Standing Twelve Heavenly Generals (十二神将立像) is a set of five anonymous wooden sculptures from the 13th century depicting the Twelve Heavenly Generals, now part of the collection of the Tokyo National Museum. Together with the other seven figures of the set (owned by the Seikadō Bunko Art Museum), they are designated Important Cultural Properties.

The Twelve Heavenly Generals, also known as Twelve Divine Generals or Juni Shinsho, are the protective deities, or yaksha, of Bhaisajyaguru (Tathagata), the buddha of healing and medicine in Mahāyāna Buddhism. They are also considered to protect its believers. Each sculpture has his own symbol, following the Chinese zodiac signs. The ones at the Tokyo National Museum are the Dragon, Sheep, Snake, Dog and Monkey Generals.
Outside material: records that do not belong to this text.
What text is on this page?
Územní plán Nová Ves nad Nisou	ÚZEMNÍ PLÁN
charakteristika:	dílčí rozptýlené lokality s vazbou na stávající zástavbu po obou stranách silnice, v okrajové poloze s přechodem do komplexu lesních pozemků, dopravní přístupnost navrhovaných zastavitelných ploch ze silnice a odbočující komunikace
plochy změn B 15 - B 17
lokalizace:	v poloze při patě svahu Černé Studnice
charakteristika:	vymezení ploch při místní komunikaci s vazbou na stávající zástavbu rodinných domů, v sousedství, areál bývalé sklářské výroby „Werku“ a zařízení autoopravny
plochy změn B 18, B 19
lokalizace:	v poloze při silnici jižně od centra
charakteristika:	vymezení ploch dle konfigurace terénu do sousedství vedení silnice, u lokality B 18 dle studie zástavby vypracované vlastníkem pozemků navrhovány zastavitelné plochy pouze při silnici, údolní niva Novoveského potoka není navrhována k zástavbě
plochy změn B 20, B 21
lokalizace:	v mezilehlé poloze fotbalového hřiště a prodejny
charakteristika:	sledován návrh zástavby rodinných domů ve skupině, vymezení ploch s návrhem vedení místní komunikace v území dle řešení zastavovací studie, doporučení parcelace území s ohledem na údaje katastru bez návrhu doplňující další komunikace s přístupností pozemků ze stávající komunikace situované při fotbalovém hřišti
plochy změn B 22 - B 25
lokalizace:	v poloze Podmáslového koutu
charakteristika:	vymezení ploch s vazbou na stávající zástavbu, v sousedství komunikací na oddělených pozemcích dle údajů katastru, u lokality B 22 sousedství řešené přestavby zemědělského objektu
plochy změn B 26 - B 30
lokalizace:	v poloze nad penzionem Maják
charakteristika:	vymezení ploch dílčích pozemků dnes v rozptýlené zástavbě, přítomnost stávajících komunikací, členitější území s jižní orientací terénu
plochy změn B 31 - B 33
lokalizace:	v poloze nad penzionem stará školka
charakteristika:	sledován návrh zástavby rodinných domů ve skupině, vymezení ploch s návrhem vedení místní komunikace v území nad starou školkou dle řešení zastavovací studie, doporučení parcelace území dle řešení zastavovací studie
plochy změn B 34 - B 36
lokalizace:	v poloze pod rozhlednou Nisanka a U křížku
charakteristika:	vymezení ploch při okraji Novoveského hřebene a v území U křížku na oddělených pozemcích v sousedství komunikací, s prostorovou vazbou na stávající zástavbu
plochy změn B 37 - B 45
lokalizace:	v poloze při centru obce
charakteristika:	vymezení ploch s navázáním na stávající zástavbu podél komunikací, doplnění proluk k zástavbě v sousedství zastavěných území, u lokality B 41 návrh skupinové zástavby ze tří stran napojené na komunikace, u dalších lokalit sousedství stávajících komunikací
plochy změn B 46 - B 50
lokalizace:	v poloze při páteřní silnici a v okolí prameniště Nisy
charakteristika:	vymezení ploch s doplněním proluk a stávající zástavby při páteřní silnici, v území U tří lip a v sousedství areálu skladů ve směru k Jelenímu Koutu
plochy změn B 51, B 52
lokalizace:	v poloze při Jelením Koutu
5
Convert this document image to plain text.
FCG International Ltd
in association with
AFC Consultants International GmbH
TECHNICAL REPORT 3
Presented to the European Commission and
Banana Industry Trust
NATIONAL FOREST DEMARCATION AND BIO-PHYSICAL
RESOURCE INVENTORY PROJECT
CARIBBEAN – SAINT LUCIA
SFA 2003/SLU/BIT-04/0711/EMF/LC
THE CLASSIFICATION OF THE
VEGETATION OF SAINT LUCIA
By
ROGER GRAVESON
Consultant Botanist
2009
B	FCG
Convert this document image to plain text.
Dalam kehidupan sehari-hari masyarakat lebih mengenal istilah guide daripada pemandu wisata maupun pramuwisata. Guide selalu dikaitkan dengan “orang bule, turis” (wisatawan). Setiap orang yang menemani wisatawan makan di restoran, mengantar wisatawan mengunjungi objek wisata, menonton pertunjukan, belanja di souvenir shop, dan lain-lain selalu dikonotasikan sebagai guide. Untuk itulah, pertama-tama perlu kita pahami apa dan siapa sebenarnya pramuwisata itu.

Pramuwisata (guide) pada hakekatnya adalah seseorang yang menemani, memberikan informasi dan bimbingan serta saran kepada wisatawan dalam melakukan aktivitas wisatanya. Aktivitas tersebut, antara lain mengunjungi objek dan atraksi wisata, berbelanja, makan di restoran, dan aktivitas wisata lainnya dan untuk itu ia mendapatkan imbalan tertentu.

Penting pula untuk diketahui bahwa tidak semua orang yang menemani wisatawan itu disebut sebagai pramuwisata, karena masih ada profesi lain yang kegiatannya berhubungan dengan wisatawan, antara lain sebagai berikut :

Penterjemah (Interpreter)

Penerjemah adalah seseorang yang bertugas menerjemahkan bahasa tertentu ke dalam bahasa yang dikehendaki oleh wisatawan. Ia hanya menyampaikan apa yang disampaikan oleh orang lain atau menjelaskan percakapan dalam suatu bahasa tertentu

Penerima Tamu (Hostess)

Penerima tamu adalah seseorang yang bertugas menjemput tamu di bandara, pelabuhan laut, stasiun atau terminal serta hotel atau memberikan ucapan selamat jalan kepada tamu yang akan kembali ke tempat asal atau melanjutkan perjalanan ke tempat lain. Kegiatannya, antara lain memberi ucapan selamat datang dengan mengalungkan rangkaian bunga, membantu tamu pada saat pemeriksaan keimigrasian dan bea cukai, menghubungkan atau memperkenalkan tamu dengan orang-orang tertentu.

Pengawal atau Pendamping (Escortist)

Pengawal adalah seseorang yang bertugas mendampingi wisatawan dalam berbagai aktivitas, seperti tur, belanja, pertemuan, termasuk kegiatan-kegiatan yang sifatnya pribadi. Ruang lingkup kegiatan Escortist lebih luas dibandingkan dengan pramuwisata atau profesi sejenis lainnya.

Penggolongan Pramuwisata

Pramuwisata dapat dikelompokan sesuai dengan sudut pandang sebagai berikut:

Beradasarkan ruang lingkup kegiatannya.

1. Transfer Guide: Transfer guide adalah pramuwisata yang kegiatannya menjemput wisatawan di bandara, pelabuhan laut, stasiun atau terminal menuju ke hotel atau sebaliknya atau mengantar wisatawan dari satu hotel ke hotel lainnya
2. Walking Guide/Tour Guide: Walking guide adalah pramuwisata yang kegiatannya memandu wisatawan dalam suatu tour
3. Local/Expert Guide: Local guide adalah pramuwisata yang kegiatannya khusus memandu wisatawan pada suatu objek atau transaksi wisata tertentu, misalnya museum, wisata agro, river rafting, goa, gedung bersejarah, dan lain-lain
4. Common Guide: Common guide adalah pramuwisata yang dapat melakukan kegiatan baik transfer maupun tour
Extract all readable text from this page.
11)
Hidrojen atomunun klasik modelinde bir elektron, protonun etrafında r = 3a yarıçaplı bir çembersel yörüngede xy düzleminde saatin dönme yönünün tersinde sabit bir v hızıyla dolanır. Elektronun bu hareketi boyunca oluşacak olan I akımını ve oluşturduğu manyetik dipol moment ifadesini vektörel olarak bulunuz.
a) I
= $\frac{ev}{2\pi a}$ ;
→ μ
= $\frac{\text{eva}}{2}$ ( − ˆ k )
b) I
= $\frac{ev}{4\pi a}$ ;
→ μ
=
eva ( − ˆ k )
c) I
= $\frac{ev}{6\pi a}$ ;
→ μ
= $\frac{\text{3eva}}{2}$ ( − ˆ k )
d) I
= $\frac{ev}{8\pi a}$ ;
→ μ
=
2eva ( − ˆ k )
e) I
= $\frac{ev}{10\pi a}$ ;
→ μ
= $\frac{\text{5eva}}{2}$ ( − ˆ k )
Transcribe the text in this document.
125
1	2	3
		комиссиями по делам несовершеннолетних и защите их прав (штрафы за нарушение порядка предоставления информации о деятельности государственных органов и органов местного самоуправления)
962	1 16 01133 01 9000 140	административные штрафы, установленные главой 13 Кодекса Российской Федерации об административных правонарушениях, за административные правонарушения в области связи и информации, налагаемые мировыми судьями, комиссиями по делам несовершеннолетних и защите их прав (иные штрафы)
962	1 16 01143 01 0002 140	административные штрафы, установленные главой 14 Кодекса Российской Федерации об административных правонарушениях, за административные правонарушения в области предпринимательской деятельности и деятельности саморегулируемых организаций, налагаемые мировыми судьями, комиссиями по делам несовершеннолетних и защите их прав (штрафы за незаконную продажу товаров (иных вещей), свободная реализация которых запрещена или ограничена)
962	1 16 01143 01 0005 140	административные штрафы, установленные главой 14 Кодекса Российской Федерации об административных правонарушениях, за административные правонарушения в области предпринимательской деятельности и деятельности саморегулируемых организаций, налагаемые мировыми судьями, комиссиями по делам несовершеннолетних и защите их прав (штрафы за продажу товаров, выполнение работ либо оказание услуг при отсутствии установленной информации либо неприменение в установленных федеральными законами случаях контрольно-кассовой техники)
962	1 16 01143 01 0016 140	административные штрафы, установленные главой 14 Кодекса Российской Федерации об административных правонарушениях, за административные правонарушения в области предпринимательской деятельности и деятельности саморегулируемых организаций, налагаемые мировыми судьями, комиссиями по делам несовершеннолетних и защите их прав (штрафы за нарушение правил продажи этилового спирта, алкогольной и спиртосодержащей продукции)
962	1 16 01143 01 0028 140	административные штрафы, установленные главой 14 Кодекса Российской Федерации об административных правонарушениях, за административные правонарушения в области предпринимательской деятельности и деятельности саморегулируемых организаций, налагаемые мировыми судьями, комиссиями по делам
The Heavenly Generals, always shown with a fierce look, wearing armor and carrying weapons, were often the subject of sculptures during the Heian and Kamakura periods. In fact, five different sets of Heavenly Generals have been designated as National Treasures. In the group of figures at the Seikadō Bunko and Tokyo National Museums, the uniqueness of each one of the figures has been praised, with "varied postures, hairstyles, hand-held symbols and armor shapes". According to the National Institutes for Cultural Heritage,

"While their dynamic motion is fully captured without exaggeration, their armor and clothes are represented by delicate coloring. The brilliant coloring and use of kirikane (a technique to cut gold leaf into small pieces and paste it on a surface) patterns suggest that the person (or persons) making the votive offering for the creation of these deities had ample means."

Dated from the Kamakura period (1185-1333), it is believed that these sculptures were enshrined in the Jōruri-ji temple of the school of Pure Land Buddhism in Kizugawa, Kyoto Prefecture. It is also suspected that the sculptures were a votive offering made by a nobleman, and that the sculptors might belong to the famous Kei school of Buddhist sculpture that emerged in the early Kamakura period, and produced renowned artists such as Unkei, Kōkei, and Kaikei.

They are now part of the collection of the Tokyo National Museum in Tokyo, where they are kept and exhibited occasionally. The last time they were on display was from January 2 to April 17, 2016, in Room 11 of the Honkan (Japanese Gallery) (only three of the figures, the Snake, Dog and Monkey Generals).

The remaining seven sculptures from the set of twelve are owned by the Seikadō Bunko Art Museum in Setagaya, Tokyo. They are also designated Important Cultural Properties.